Leclerc will be “very happy” if Sainz converts his advantage into a maiden F1 victory, although the Monegasque reckoned the team landing a 1-2 was the priority.
He therefore implied the Ferrari pit wall might intervene with “strategic moves”.
Leclerc, who “didn’t deserve to be on pole” as a result of his mistake, said: “Of course, I’ll be very happy if Carlos wins the race.
“But I’m not going to hide that I want to win too. I think what is most important is that we finish 1-2, whatever way around it is.
“If we can play strategic moves in between the cars, I’m pretty sure that we will. I feel confident with the car, so let’s wait and see.”
Charles Leclerc, Ferrari F1-75
Photo by: Drew Gibson / Motorsport Images
Sainz heads into the race seeking a return to the car balance he enjoyed in second practice on Friday, the car having lost out through the high-speed corners during the Saturday FP3 run.
The Spaniard was surprised to land pole, partly because of an incorrect delta left him unsure of his pace in Q3, and because he had run out of battery into Stowe corner.
Sainz sided with Leclerc, acknowledging the Scuderia duo would work together to rebuff Verstappen and Red Bull stablemate Sergio Perez, who will line up fourth.
He said: “I agree. I think we will work as a team, like we’ve done all season.
“I’m pretty sure that between Charles and me, we can put up a battle with Max and obviously not forgetting about Sergio, who will be also attacking.

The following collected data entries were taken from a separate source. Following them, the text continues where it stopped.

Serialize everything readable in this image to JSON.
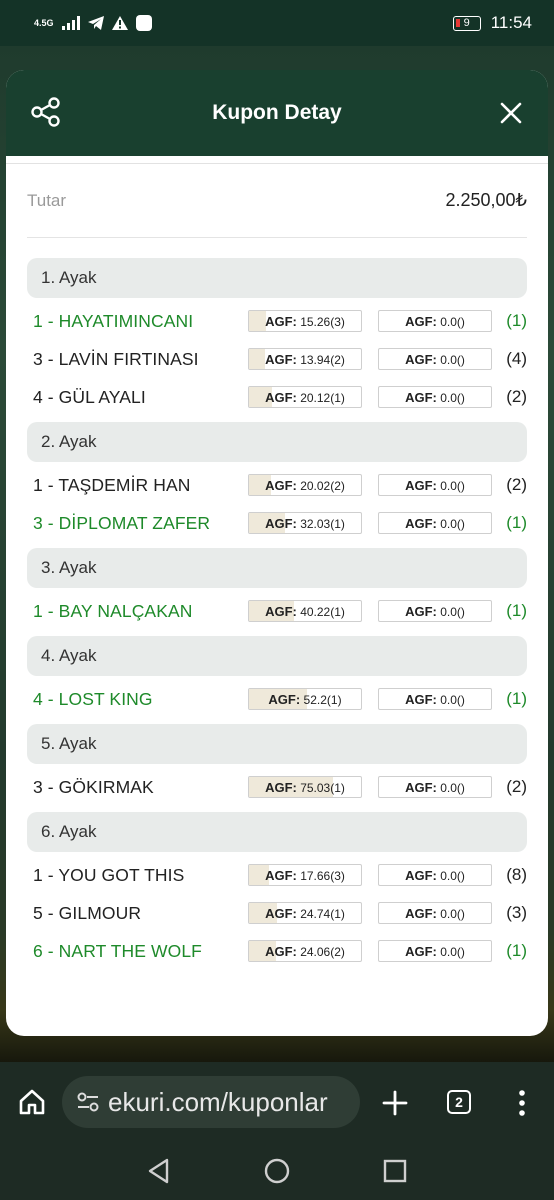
{
  "status_bar": {
    "network": "4.5G",
    "time": "11:54",
    "battery": "9"
  },
  "modal": {
    "title": "Kupon Detay",
    "amount_label": "Tutar",
    "amount_value": "2.250,00₺"
  },
  "agf_label": "AGF:",
  "legs": [
    {
      "label": "1. Ayak",
      "runners": [
        {
          "name": "1 - HAYATIMINCANI",
          "winner": true,
          "agf1": "15.26(3)",
          "agf1_pct": 15.26,
          "agf2": "0.0()",
          "rank": "(1)"
        },
        {
          "name": "3 - LAVİN FIRTINASI",
          "winner": false,
          "agf1": "13.94(2)",
          "agf1_pct": 13.94,
          "agf2": "0.0()",
          "rank": "(4)"
        },
        {
          "name": "4 - GÜL AYALI",
          "winner": false,
          "agf1": "20.12(1)",
          "agf1_pct": 20.12,
          "agf2": "0.0()",
          "rank": "(2)"
        }
      ]
    },
    {
      "label": "2. Ayak",
      "runners": [
        {
          "name": "1 - TAŞDEMİR HAN",
          "winner": false,
          "agf1": "20.02(2)",
          "agf1_pct": 20.02,
          "agf2": "0.0()",
          "rank": "(2)"
        },
        {
          "name": "3 - DİPLOMAT ZAFER",
          "winner": true,
          "agf1": "32.03(1)",
          "agf1_pct": 32.03,
          "agf2": "0.0()",
          "rank": "(1)"
        }
      ]
    },
    {
      "label": "3. Ayak",
      "runners": [
        {
          "name": "1 - BAY NALÇAKAN",
          "winner": true,
          "agf1": "40.22(1)",
          "agf1_pct": 40.22,
          "agf2": "0.0()",
          "rank": "(1)"
        }
      ]
    },
    {
      "label": "4. Ayak",
      "runners": [
        {
          "name": "4 - LOST KING",
          "winner": true,
          "agf1": "52.2(1)",
          "agf1_pct": 52.2,
          "agf2": "0.0()",
          "rank": "(1)"
        }
      ]
    },
    {
      "label": "5. Ayak",
      "runners": [
        {
          "name": "3 - GÖKIRMAK",
          "winner": false,
          "agf1": "75.03(1)",
          "agf1_pct": 75.03,
          "agf2": "0.0()",
          "rank": "(2)"
        }
      ]
    },
    {
      "label": "6. Ayak",
      "runners": [
        {
          "name": "1 - YOU GOT THIS",
          "winner": false,
          "agf1": "17.66(3)",
          "agf1_pct": 17.66,
          "agf2": "0.0()",
          "rank": "(8)"
        },
        {
          "name": "5 - GILMOUR",
          "winner": false,
          "agf1": "24.74(1)",
          "agf1_pct": 24.74,
          "agf2": "0.0()",
          "rank": "(3)"
        },
        {
          "name": "6 - NART THE WOLF",
          "winner": true,
          "agf1": "24.06(2)",
          "agf1_pct": 24.06,
          "agf2": "0.0()",
          "rank": "(1)"
        }
      ]
    }
  ],
  "browser": {
    "url": "ekuri.com/kuponlar",
    "tab_count": "2"
  },
  "colors": {
    "header_bg": "#19402f",
    "winner_text": "#1e8a2a",
    "leg_header_bg": "#e8ebea",
    "agf_fill": "#efe9da"
  }
}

“They were very quick in FP3 so I think if we can work [together], we can achieve a 1-2.”
Ferrari team boss Mattia Binotto said despite the “great result”, the race would be a “different picture” to qualifying and he had “no idea” on the optimal tyres or pitstop strategy.
Speaking to Sky, however, he said the championship was still up for grabs even though “reliability is a concern” after the Spain and Baku retirements for Leclerc, plus Red Bull heads into the race having won the most recent six rounds.
He said: “They won seven races [this season], [we] only two.
“But there are a few races where we were leading, and we had a reliability issue, so I think it could have been easy a 5-4 or a 4-5. The battle is very tight… there is still many races to do.
“Reliability is a concern for us, but it can be a concern for them as well. Each race needs to be done and finished, so we keep pushing and let’s see.”